Seat will use its next-generation Leon to launch its first hybrid and electric cars from 2012 as part of its new five-year plan, although there are still no plans for the firm to enter into new market segments.
The Spanish manufacturer is currently testing a plug-in hybrid version of the Leon, known as Twin Drive, and this is expected to be part of the next Leon range that’s scheduled to arrive in late 2012.
An all-electric version of the Leon is also likely after Volkswagen announced plans to build an all-electric version of the Golf (the car on which the Leon is based) from 2013. That car’s drivetrain is likely to come from the IBE concept from Geneva, although there are no plans to put the IBE itself into production.
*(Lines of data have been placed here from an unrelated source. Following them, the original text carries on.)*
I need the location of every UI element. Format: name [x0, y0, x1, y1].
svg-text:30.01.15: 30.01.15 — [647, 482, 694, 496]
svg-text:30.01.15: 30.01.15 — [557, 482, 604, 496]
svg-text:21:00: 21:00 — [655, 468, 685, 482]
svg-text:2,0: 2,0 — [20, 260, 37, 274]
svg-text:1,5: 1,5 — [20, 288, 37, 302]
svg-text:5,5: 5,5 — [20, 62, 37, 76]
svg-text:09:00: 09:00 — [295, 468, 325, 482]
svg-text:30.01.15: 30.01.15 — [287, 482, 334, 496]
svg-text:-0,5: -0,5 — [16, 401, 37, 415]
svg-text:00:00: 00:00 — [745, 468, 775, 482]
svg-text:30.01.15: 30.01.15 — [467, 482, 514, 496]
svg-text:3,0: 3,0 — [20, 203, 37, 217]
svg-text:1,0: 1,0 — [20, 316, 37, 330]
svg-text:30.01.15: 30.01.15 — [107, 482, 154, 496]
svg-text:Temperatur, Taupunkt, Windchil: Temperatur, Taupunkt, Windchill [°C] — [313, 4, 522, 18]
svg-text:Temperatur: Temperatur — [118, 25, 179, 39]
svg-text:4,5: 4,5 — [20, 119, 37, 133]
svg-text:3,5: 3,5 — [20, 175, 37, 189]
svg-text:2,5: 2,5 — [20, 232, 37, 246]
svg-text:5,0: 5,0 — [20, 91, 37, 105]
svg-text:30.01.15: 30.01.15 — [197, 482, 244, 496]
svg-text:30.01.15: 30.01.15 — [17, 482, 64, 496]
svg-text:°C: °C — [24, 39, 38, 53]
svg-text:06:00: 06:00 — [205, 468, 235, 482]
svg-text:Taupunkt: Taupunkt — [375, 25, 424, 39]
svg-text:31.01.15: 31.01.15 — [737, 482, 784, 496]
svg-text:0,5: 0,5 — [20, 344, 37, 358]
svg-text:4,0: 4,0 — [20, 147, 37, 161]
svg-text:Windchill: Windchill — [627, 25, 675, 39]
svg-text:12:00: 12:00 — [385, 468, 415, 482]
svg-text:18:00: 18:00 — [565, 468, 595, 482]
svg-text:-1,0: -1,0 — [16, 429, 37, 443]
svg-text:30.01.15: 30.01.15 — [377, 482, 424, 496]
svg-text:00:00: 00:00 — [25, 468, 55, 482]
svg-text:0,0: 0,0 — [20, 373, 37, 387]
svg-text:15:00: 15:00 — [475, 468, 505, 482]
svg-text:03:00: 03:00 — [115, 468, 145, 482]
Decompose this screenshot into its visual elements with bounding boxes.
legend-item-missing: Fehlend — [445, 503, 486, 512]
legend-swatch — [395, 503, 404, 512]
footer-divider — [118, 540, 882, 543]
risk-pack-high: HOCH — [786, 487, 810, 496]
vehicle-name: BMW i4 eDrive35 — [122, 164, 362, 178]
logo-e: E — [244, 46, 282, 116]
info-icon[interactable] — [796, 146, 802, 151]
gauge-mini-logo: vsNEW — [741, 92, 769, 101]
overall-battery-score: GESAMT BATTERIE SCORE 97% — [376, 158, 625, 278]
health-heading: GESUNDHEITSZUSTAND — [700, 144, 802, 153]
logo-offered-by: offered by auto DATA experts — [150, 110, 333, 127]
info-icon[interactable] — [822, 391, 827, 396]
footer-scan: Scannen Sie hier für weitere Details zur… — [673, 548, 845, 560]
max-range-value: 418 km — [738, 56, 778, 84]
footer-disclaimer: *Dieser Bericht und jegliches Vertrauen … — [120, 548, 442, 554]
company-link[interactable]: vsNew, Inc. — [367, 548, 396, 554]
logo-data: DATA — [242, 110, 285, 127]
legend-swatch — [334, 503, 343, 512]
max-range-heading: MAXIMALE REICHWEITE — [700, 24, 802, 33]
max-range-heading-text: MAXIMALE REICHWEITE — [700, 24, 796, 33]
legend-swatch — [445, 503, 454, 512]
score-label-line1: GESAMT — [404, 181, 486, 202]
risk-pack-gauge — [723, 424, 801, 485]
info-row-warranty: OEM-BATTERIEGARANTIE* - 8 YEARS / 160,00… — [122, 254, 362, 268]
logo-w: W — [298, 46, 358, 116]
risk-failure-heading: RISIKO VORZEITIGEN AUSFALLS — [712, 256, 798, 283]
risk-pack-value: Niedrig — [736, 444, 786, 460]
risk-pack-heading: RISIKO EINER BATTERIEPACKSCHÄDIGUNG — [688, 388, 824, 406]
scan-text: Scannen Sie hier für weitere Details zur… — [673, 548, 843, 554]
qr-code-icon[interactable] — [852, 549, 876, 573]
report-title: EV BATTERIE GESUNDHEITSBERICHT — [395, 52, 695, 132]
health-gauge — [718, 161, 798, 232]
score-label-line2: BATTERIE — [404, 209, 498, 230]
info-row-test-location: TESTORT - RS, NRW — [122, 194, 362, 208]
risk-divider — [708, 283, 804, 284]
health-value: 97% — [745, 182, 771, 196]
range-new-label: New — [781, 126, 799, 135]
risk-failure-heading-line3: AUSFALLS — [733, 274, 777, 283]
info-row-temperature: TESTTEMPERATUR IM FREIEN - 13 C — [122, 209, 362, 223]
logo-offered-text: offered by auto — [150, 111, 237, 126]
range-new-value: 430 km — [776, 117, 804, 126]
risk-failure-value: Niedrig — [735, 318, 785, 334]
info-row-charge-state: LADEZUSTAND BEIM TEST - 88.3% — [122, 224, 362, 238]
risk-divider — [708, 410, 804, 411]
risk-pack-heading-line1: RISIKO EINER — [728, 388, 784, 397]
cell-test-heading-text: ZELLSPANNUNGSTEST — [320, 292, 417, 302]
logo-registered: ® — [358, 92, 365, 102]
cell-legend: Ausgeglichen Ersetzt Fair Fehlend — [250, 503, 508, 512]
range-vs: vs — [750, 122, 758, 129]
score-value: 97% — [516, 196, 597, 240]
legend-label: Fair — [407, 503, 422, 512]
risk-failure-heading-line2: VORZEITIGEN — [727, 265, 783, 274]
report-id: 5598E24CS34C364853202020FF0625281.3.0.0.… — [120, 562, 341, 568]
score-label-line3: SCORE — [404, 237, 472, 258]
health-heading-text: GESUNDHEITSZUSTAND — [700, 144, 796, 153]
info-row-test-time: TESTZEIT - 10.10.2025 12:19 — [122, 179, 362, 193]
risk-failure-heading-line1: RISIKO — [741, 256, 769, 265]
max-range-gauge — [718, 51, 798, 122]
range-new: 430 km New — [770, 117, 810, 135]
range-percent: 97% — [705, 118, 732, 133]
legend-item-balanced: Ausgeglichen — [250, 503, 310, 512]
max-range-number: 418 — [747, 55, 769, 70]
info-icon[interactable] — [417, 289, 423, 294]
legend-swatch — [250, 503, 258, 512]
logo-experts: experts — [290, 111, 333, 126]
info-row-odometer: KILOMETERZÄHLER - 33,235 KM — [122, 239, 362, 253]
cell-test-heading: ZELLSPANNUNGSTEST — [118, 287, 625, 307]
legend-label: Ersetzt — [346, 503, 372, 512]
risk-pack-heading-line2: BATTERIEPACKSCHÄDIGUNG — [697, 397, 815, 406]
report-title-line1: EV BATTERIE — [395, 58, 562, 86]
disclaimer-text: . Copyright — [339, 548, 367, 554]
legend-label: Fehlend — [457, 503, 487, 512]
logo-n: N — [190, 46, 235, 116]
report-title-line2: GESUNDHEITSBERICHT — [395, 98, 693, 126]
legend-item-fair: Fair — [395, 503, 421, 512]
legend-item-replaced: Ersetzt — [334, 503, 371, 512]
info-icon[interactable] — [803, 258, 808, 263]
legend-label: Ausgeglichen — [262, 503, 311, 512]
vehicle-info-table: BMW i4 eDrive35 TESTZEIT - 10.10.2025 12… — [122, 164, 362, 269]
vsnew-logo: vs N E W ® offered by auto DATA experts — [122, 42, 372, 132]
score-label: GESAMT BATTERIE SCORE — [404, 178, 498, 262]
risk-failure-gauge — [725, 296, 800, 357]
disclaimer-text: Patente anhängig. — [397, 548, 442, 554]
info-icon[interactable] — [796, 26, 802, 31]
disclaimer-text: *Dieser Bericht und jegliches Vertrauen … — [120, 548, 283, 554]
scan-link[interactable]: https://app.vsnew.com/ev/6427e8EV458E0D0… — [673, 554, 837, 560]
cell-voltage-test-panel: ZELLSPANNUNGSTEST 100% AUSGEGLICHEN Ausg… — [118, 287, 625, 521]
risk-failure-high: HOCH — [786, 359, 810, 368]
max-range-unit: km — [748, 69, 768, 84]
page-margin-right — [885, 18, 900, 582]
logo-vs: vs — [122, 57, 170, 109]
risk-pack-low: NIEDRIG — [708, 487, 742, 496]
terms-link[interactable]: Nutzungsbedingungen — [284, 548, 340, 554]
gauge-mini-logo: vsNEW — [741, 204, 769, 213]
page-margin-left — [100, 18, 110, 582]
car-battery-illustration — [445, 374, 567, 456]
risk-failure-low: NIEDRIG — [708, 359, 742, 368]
The standard Leon range itself will be the first Seat to adopt many of the new design features of the IBE concept. Both three and five-door hatchback variants will be offered, while an estate version is also likely given Seat’s desire to boost capacity at its Martorell plant.
Seat, along with Skoda, has already confirmed it will launch its own variant of VW’s Up city car. This is also penciled in for a 2012 launch; the car is still at the design stage of its development.
As with VW’s Up, Seat’s version will almost certainly be offered with an all-electric drivetrain.
The five-year plan to turn around the fortunes of VW’s Spanish subsidiary is soon to be revealed by new CEO James Muir, who joined Seat from Mazda last September.
Utilising the spare capacity of Martorell is key to these plans; Muir wants the plant to work at more than 90 per cent of its capacity, up from the 60 per cent of today.
However, these plans won’t include the firm entering new market segments. Seat’s plans to launch its Tribu compact SUV are “on ice”, according to one insider, with the firm not keen on entering a new sector due to the recession.
There are still no plans for a Seat sports car either. Such a model would allow Seat to better project its image as VW’s sporty subsidiary, but the low demand for a Seat sports car and the lack of popularity for the segment in its Spanish home market have made such a model in the future unlikely.